Canberra To Close

I read with considerable interest today the news that the National Swimming Training Centre (NTC) in Canberra is to close. The decision was announced by Swimming Australia’s Chief Strategist High Performance, Alex Baumann. Remember him? He’s the one who used to be the boss of High Performance Sport New Zealand (HPSNZ). More on the irony of that later.

Baumann explained the Canberra decision by saying, “With two years to go to Tokyo it was important we evaluated all eleven of our High Performance Centres to ensure that the support we provide is meeting our performances objectives.

“We are very fortunate to be in a position, through the support of Sport Australia, Principal Partners Hancock Prospecting and Optus, and our other partners, that we can provide world-class facilities and support in programs all over Australia.

“This means that athletes, including developing athletes, now have more choice than ever regarding the location of their training programs and there is no need for a centralized residential program.”

In my opinion Baumann is a two-faced carpet-bagger. For years he sat in his HPSNZ office and accepted close to $500,000 in pay, probably the highest salary paid in New Zealand sport. Through all that time he demanded that Swimming New Zealand (SNZ) follow a centralised training policy. Government funding was conditional on SNZ obeying Baumann’s orders. And first among those was loyalty to the centralised Millennium training program.

In 2014 Baumann said that his instruction from the Minister of Sport was, “To ensure that New Zealand is consistently one of the most successful sporting nations in the world” To do that Baumann said New Zealand swimming needed to “Establish a one stop shop high performance entity.”

For years SNZ slavishly followed the instructions of their master. They poured millions into the centralised training program. They employed the Baumann endorsed David Lyles. That lasted five minutes before Lyles was made redundant. SNZ tolerated any instruction, obeyed any order, likely to keep the Baumann checks rolling in. And none of it worked.
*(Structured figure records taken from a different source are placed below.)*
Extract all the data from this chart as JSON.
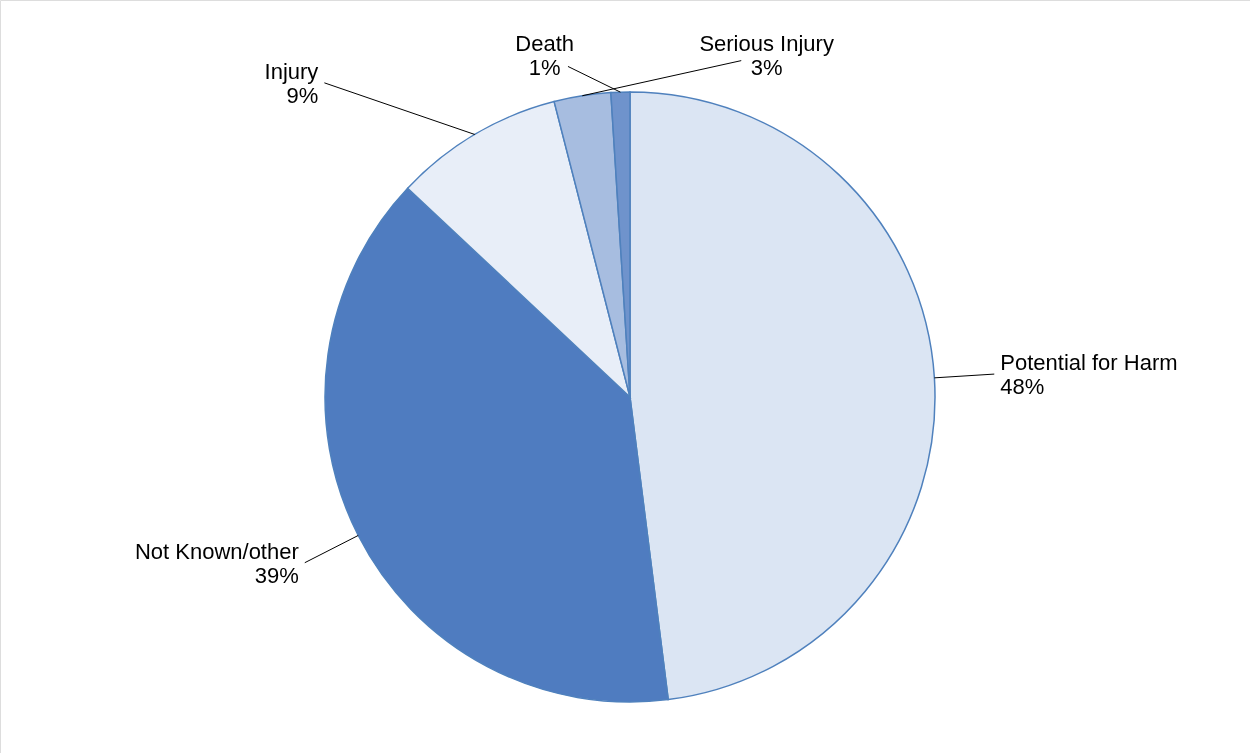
{
  "chart_data": {
    "type": "pie",
    "categories": [
      "Potential for Harm",
      "Not Known/other",
      "Injury",
      "Serious Injury",
      "Death"
    ],
    "values": [
      48,
      39,
      9,
      3,
      1
    ],
    "value_labels": [
      "48%",
      "39%",
      "9%",
      "3%",
      "1%"
    ],
    "colors": [
      "#dbe5f3",
      "#4f7cc0",
      "#e8eef8",
      "#a7bde0",
      "#6f93cc"
    ]
  }
}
Baumann’s orders were sounding symbols, signifying nothing. No medals and two generations of New Zealand’s best swimmers lost. Baumann’s orders were destructive doctrinal nonsense. But worse than that, it now appears there was no conviction or principle behind the Baumann policy. While he was in New Zealand Baumann went along with Miskimmin’s grand plan. Miskimmin wanted a centralised empire. Baumann built it for him. That expediency cost the country millions and, for swimming, achieved nothing. And it looks like the whole centralised training idea in cycling and rowing is about to fall over as well. All the signs have a familiar SNZ look. CEO’s are leaving and coaches are resigning or being sacked. Baumann’s signature “one stop shops” are looking increasingly like “last stop terminals”.

But worst of all it appears Baumann didn’t really care. In 2017 he packed up and went to Australia. When he found the Australians had discovered that “one stop shops” didn’t work, Baumann decided they didn’t work either. After just one year in the place Baumann has closed the world’s best known “one stop shop”. What a transformation. Twelve months on and he is promoting the Swimwatch argument that he savaged during his time in New Zealand.

Even the worst Swimwatch critic would have to admit we have been consistently vocal in our criticism of centralised training. We have instead promoted the American decentralised system. From the moment Jan Cameron came up with the idea that we should copy the Canberra model we have been its biggest critic. Baumann and his mates dismissed us as ignorant troublemakers. And now Baumann is doing what we said he should have done a decade ago. As I said, carpet bagging in the extreme.

That either means Baumann is a person who has had a “road to Damascus” moment of enlightenment or just goes along with the prevailing opinion of whoever is paying his wages. I know which one I think it is but will leave you to decide your personal answer. While you ponder that just consider what New Zealand could and should have done with the millions spent pursuing Baumann’s fantasy.